The social housing regulator has not judged a single complaint from a tenant serious enough to warrant investigation despite receiving nearly 500 since April 2012.

The Homes and Communities Agency regulation committee says no tenant complaints received about social landlords since it took over regulation have met its ‘serious detriment’ test. The committee, unlike its predecessor the Tenant Services Authority, only intervenes in consumer complaints where it judges there is a risk of serious harm to tenants.

Figures seen exclusively this week by Inside Housing show the extent of the regulator’s withdrawal from dealing with tenant complaints.

Of 489 consumer enquiries received since 1 April 2012, 127 were deemed worthy of further enquiry and just 23 of those were assessed in more detail. Although seven of these cases are currently still being considered, none so far have met the serious detriment test. This includes 10 complaints from the ‘democratic filter’ – MPs, councillors, tenant panels or tenant groups, to which tenants are now expected to turn for help in the first instance.

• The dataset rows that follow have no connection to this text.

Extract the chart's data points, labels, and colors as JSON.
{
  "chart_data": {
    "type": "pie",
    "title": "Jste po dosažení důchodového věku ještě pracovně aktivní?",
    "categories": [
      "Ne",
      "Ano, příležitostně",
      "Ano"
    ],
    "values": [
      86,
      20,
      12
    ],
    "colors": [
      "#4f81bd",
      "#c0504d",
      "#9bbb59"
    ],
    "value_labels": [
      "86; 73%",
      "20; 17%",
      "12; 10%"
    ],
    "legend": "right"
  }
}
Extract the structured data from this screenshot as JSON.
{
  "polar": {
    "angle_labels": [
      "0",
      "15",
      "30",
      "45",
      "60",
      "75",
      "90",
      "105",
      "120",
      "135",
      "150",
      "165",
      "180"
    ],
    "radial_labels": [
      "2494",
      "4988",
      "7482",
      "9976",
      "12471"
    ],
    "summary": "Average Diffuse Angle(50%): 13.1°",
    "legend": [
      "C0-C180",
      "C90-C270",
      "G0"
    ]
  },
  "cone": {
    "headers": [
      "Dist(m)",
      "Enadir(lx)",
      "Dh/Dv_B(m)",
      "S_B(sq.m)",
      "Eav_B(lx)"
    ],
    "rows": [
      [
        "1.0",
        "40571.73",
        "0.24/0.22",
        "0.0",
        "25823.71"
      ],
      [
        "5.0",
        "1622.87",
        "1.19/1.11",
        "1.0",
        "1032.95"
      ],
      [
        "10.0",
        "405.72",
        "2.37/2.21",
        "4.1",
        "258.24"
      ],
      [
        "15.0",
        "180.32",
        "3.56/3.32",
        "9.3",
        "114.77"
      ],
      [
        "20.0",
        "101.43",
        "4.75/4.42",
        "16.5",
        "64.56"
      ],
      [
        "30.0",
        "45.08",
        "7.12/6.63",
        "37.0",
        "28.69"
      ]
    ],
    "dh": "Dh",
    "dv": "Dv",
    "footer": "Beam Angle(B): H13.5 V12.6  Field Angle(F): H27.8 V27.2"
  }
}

The TSA intervened in 56 cases out of 2,298 complaints received from April 2010 to March 2012.

The HCA regulation committee refused to reveal the nature of the cases which did not meet the threshold as it is still ‘processing the details’, but it said previously some rejected complaints involved fire safety issues.

The figures are likely to reinforce fears the regulator is unlikely to ever again intervene in consumer cases.

Michael Gelling, chair of the Tenants’ and Residents’ Organisations of England, said tenants have been ‘disempowered’ by the higher threshold for complaints.

He added: ‘We don’t know how to advise tenants as it is not clear what serious detriment is.’

An HCA spokesperson said the regulator will publish case study examples in the autumn to help people understand what constitutes serious detriment.